Now there are new, idealistic adolescents arriving on the social activist stage every day. What are we to say to them? "Honor our efforts. Pay your respects." This is not enough when their sense of urgency is so intense, especially in these apocalyptic and dangerous times. I've noticed that these more innocent enthusiasts don't have national, racial, or sexual differences clouding their visions. They are instinctively denizens of a tiny planet. Why even speak to them in the categories of any verbal language, let alone English? They live a simulation of ESP. One just has to check out the Matrix movies to feel the pulse. So, a slow, verbal medium like WBAI looks to them like a sick, old turtle. Now, over the next couple of years, as they confront older technological environments that are too unwieldy to be removed or bypassed, they will be forced to check their ESP for older forms like speech. At that point BAI may appear relevant - a kind of lithium, to buffer their "shock of the old". THEN we can recruit them in the campaign for universal health care. And then this museum just might become a successful political force.

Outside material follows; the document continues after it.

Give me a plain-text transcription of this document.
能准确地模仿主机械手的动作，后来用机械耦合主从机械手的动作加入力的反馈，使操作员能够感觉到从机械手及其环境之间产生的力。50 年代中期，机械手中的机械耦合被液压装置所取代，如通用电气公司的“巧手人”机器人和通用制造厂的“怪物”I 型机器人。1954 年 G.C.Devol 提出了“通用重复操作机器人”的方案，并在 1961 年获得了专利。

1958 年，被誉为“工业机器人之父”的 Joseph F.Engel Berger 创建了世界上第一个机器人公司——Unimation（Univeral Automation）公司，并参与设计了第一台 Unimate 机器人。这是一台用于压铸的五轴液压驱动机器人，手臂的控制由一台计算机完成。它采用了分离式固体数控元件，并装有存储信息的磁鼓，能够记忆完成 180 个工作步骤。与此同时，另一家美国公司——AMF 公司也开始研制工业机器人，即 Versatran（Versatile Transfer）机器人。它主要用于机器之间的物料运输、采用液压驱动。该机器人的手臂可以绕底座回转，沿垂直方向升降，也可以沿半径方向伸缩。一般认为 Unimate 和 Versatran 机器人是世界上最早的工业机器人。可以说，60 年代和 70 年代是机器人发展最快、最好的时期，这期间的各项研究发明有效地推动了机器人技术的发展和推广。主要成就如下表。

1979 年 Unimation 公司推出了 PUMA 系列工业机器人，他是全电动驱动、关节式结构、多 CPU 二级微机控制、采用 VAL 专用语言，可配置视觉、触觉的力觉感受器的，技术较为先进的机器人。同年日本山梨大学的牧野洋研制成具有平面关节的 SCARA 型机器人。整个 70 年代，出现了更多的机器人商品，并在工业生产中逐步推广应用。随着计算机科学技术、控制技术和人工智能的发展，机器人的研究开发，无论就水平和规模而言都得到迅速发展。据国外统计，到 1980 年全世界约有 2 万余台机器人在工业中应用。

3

I often hear Gary Null on his Natural Living program marvel at listeners who have newly-discovered health problems, like cancer, even though they've been listening to his program for ten or more years. This example should encapsulate what radio is really all about. That it's a massage rather than a careful exchange of remembered point-by-point information. (This is why music is the real source of power today.) Perhaps most media end up in that function. And today, with so many media available for tactile exchanges, I could be amazed BAI is still here. But I'm not, because the wealth of our time means there's nothing old under the sun. Although this, in practical terms, means every environmental artifact has its hand out.

Hence, my message to the present deep-diving WBAI management and staff is: "Surface at once. Ship is sinking."

And, remember, never talk politics at a rave if you want more dance partners.